Python-like Use of the Comma Expression
Quirin Schroll
qs.il.paperinik at gmail.com
Wed Aug 9 18:30:38 UTC 2023
On Tuesday, 8 August 2023 at 16:47:25 UTC, Vijay Nayar wrote:
> **TL;DR**: The comma operator has little use in D, but perhaps
> it could be used like in Python, to define tuple expressions.

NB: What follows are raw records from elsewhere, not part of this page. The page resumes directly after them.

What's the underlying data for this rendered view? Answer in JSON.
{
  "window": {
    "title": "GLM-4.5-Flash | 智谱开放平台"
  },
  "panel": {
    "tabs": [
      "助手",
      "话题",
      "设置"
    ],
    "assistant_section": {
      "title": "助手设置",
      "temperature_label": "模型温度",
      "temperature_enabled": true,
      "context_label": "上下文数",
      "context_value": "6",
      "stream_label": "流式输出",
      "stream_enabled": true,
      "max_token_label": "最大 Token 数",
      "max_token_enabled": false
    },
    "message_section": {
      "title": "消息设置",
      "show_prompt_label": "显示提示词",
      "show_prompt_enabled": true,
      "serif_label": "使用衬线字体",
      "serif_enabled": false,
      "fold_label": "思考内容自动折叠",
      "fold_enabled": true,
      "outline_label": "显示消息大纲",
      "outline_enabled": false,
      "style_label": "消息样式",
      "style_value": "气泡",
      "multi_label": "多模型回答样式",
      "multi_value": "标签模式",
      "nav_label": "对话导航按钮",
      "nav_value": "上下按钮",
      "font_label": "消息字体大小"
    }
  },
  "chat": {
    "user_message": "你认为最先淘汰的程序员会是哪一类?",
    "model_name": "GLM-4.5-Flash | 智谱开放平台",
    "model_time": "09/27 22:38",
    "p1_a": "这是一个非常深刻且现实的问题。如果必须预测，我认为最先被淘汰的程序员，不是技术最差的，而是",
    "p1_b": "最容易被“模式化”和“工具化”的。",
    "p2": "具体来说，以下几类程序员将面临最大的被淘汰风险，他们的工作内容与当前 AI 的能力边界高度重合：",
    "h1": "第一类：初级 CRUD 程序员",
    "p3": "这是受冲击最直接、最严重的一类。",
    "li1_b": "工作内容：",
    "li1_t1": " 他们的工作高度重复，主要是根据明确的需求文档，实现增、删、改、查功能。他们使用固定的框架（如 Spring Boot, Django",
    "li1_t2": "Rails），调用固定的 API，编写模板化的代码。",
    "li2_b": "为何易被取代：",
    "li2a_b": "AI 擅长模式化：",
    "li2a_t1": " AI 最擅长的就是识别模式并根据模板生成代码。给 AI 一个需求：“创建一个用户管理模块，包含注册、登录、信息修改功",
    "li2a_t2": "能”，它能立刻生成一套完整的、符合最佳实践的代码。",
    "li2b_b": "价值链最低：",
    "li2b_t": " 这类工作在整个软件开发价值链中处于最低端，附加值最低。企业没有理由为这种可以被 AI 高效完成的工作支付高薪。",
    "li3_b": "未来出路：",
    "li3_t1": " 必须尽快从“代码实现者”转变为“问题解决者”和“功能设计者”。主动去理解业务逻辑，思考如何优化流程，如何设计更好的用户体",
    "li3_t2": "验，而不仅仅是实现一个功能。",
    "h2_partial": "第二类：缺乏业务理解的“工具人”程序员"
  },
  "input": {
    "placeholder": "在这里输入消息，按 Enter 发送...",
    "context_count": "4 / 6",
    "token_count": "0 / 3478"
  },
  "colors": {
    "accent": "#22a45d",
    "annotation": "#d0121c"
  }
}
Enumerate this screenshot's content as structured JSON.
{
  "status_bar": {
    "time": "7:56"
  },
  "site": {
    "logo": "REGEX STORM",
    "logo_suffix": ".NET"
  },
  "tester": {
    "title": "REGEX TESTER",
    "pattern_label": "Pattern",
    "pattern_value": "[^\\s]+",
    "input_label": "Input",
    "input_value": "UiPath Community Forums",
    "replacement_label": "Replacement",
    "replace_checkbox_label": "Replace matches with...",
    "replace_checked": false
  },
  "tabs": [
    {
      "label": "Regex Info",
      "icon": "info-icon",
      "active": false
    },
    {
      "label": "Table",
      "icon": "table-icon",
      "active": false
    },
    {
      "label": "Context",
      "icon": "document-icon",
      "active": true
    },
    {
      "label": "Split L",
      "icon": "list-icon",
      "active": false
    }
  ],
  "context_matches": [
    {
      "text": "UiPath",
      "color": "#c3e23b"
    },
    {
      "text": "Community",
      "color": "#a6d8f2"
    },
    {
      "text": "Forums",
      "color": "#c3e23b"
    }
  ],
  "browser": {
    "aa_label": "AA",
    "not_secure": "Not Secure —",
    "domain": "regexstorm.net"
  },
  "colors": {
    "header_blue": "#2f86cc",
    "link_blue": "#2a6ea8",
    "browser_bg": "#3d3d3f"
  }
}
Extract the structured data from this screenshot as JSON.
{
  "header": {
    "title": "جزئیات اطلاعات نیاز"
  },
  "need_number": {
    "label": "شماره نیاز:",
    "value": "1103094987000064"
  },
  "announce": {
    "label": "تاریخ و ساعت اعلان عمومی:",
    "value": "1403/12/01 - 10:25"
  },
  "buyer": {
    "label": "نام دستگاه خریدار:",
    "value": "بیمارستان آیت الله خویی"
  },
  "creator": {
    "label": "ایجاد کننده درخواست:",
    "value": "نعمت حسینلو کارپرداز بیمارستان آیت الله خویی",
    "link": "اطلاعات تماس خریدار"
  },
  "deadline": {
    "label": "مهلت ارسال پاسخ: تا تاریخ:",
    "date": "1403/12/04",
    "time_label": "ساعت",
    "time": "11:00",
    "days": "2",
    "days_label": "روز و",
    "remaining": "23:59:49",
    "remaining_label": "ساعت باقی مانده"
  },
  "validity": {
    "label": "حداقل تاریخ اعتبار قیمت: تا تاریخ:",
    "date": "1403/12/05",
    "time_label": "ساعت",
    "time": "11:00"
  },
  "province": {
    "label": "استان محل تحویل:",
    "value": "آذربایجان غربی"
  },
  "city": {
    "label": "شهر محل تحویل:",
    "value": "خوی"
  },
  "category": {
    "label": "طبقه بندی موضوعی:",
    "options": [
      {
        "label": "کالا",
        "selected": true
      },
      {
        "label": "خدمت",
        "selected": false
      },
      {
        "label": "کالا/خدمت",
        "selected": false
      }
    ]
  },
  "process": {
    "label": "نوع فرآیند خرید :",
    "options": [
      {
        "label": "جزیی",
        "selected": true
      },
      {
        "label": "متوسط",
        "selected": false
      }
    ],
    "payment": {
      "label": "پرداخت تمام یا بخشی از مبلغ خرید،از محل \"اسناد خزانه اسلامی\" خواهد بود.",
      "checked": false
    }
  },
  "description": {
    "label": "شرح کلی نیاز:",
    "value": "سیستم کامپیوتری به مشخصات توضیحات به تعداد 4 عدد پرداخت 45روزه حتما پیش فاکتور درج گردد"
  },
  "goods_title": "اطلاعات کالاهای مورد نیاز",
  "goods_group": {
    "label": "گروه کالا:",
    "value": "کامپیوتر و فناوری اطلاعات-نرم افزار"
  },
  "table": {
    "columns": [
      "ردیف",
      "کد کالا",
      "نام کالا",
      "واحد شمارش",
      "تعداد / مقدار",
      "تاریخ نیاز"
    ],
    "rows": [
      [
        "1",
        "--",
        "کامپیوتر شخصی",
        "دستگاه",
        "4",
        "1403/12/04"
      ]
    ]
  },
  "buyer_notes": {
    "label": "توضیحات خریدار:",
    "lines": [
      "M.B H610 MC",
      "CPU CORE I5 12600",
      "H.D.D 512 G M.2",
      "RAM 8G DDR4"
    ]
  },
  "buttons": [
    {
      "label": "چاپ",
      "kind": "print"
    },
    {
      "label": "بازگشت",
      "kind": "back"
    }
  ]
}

You can use something like tuple assignment, you can get pretty
far simulating that with current D’s tools:
```d
struct t
{
import std.typecons : tuple;
static opIndex(Ts...)(Ts args) => tuple(args);
alias opIndexAssign = opIndexOpAssign!"";
template opIndexOpAssign(string op)
{
static void opIndexOpAssign(R, Ts...)(R rhs, ref Ts lhs)
{
static foreach (i; 0 .. Ts.length)
mixin("lhs[i] ", op,"= rhs[i];");
}
}
}
void main()
{
int x;
double y;
t[x, y] = t[2, 3.14];
assert(x == 2);
assert(y == 3.14);
t[x, y] += t[3, 2.71];
assert(x == 5);
assert(y == 3.14 + 2.71);
}
```
It doesn’t work with non-copyable values, but it can be made to
work with some effort (I’ve done that). Other than that, this
little thing gets you quite far. A rough outline of how to
support non-copyable types: Make your own tuple-like type to
store the values that went into and “store” a compile-time bool
array of whether the values were rvalues or lvalues. When the
values are read, return originally-lvalue values by reference and
move the originally-rvalue values (return by value).
Obviously it can’t do declarations and a few other things that
language-level tuple support would (in all likelihood) bring.